My day started at my favorite Indian restaurant called, India Restaurant. They have an excellent lunch buffet for ten dollars. It contains over 30 items. Some of my favs are the chicken curry, tandoori chicken, and masala. For dessert, they have my favorite, gulab jamun, a pastry made from fried milk curds, then doused in simple syrup. It tastes akin to a donut but a hundred times better.

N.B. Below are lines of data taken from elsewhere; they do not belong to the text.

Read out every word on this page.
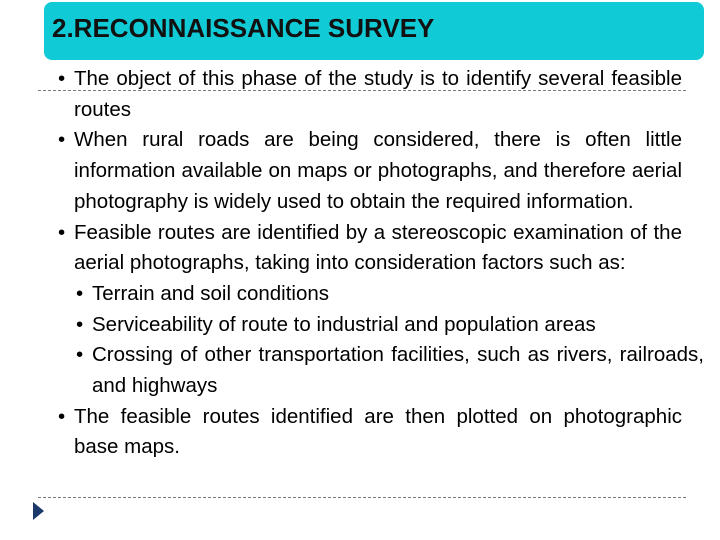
2.RECONNAISSANCE SURVEY
• The object of this phase of the study is to identify several feasible routes
• When rural roads are being considered, there is often little information available on maps or photographs, and therefore aerial photography is widely used to obtain the required information.
• Feasible routes are identified by a stereoscopic examination of the aerial photographs, taking into consideration factors such as:
• Terrain and soil conditions
• Serviceability of route to industrial and population areas
• Crossing of other transportation facilities, such as rivers, railroads, and highways
• The feasible routes identified are then plotted on photographic base maps.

India Restaurant on Urbanspoon

After a very filling meal, I strolled down a few blocks to my favorite Indian Deli, Bombay Sweets and Snacks. As I mentioned earlier, my favorite Indian bite has to be the jamun and Bombay Sweets has racks of them, all different kinds. Vegetarian meals are served too, along with a big selection of burfi. Burfi is an Indian sweet made from sugar and condensed milk. There's many different flavors and it has the consistency of hard fudge (as in, not the super, soft fudge, but more storebrand fudge). I tried a box of assorted burfi but it wasn't me, I've never liked the taste of milk and it tasted strongly of milk. Next time I'll stick with the jamun and fried vegetarian snacks.

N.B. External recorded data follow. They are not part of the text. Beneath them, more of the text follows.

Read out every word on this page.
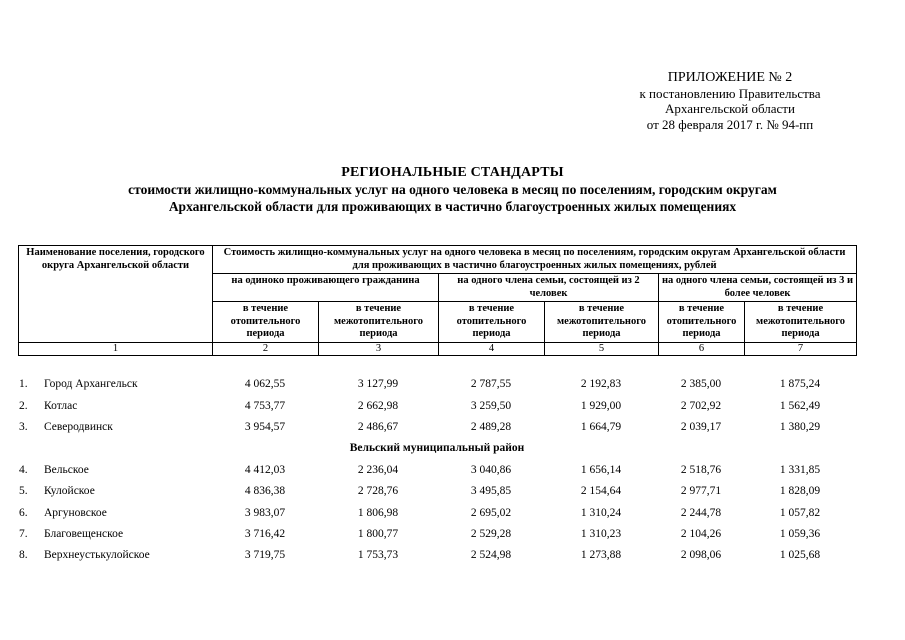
ПРИЛОЖЕНИЕ № 2
к постановлению Правительства
Архангельской области
от 28 февраля 2017 г. № 94-пп
РЕГИОНАЛЬНЫЕ СТАНДАРТЫ
стоимости жилищно-коммунальных услуг на одного человека в месяц по поселениям, городским округам
Архангельской области для проживающих в частично благоустроенных жилых помещениях
Наименование поселения, городского округа Архангельской области	Стоимость жилищно-коммунальных услуг на одного человека в месяц по поселениям, городским округам Архангельской области для проживающих в частично благоустроенных жилых помещениях, рублей					
	на одиноко проживающего гражданина		на одного члена семьи, состоящей из 2 человек		на одного члена семьи, состоящей из 3 и более человек	
	в течение отопительного периода	в течение межотопительного периода	в течение отопительного периода	в течение межотопительного периода	в течение отопительного периода	в течение межотопительного периода
1	2	3	4	5	6	7
1.	Город Архангельск	4 062,55	3 127,99	2 787,55	2 192,83	2 385,00	1 875,24
2.	Котлас	4 753,77	2 662,98	3 259,50	1 929,00	2 702,92	1 562,49
3.	Северодвинск	3 954,57	2 486,67	2 489,28	1 664,79	2 039,17	1 380,29
Вельский муниципальный район							
4.	Вельское	4 412,03	2 236,04	3 040,86	1 656,14	2 518,76	1 331,85
5.	Кулойское	4 836,38	2 728,76	3 495,85	2 154,64	2 977,71	1 828,09
6.	Аргуновское	3 983,07	1 806,98	2 695,02	1 310,24	2 244,78	1 057,82
7.	Благовещенское	3 716,42	1 800,77	2 529,28	1 310,23	2 104,26	1 059,36
8.	Верхнеустькулойское	3 719,75	1 753,73	2 524,98	1 273,88	2 098,06	1 025,68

Bombay Sweets & Snacks on Urbanspoon

My last stop was at Saffron Spot, located in a posh Indian shopping center, at the south edge of Little India. Saffron Spot is an Indian ice cream and snack store. They have unusual ice cream flavors, such as rose and saffron, but they also had American flavors too. They also have more traditional India desserts, I got the Kulfi Falooda, a combination of two popular Indian desserts. Kulfi is ice cream's Indian cousin. It's made of milk, but not whipped. The falooda is an Indian beverage, it's a lot like a Chinese boba drink, but instead of boba, there's vermicilli and basil seeds. It was very refreshing. I could see why this dessert was so popular in India. It was more an acquired taste, but not bad. It looked like ice cream and shake, so it was off putting when it didn't taste as such, but that's something my mind had to overcome. I definitely would come here again to try their different ice creams and faloodas.